Selain membaca kitab-kitab rujukan ulama Islam, Muthahhari juga membaca karya-karya kaum komunis, antara lain, penerbitan yang diterbitkan oleh Partai Tudeh, suatu organisasi Marxis dan kekuatan penting di arena politik. Selain itu, Muthahhari juga membaca tulisan-tulisan Taqi Arani, teoritisi utama Partai Tudeh, maupun penerbitan-penerbitan Marxis dalam bahasa Arab yang berasal dari Mesir. Pada mulanya ia mengaku agak sukar memahami teks-teks tersebut, sebab ia belum mengenal terminologi filfafat modern. Dengan terus-menerus berupaya keras— termasuk, dengan menyusun sinopsis buku Elementery Principles of Philosophy karya  Georges Pulitzer— akhirnya ia menguasai seluruh masalah  filsafat materialis. Penguasaan ini menjadikannya penyumbang penting bagi jamaah Thabathaba’i dan kemudian, setelah kepindahannya ke Teheran, seorang pejuang dalam perang ideologis melawan Marxisme dan pemikiran sejenis yang menyerang Islam.
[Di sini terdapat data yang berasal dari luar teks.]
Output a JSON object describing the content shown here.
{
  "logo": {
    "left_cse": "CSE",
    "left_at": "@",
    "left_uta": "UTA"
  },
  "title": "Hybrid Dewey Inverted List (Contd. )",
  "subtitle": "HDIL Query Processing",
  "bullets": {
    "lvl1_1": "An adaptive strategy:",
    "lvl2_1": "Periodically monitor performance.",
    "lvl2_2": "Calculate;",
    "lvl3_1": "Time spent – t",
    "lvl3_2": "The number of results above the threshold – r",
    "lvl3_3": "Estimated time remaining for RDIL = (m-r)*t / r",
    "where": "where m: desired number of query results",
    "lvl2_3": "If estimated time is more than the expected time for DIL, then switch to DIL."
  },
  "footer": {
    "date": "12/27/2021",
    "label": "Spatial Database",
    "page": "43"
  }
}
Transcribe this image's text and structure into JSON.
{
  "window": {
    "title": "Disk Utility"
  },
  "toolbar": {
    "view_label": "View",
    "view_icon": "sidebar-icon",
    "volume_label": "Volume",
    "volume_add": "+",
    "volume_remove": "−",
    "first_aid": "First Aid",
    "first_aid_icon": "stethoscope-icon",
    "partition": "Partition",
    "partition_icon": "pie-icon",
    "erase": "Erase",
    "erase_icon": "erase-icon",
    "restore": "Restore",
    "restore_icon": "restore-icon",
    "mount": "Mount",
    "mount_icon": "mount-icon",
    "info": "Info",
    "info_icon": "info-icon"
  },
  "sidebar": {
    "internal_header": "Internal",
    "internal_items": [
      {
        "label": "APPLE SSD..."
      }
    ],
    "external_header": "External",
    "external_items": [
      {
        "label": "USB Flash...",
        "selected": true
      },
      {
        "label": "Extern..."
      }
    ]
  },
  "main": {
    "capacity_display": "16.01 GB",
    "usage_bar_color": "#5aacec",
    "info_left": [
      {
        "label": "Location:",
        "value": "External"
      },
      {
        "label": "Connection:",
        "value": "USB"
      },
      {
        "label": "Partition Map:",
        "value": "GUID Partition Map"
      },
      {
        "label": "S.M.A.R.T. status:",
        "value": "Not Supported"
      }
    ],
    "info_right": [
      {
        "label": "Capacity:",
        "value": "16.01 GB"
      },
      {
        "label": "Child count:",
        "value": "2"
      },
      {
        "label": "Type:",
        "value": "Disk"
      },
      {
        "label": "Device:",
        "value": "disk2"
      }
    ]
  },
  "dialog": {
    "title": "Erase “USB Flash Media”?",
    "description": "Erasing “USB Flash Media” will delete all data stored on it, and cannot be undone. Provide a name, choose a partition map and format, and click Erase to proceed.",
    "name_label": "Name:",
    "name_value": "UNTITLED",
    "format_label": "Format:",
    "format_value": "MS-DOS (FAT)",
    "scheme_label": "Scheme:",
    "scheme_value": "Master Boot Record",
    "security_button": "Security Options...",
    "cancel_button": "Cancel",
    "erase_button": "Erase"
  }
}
Selain itu Muthahhari sebenarnya telah banyak menelaah karya-karya Aristoteles, Will Durant, Sartre, Freud, Betrand Russel, Einstein, Erich Fromm, Alexis Carrell dan pemikir Barat lainnya. Tak mengherankan jika dalam usia 36 tahun, ia sudah mengajar logika, filsafat, dan fiqh di Fakultas Teologia Universitas Teheran.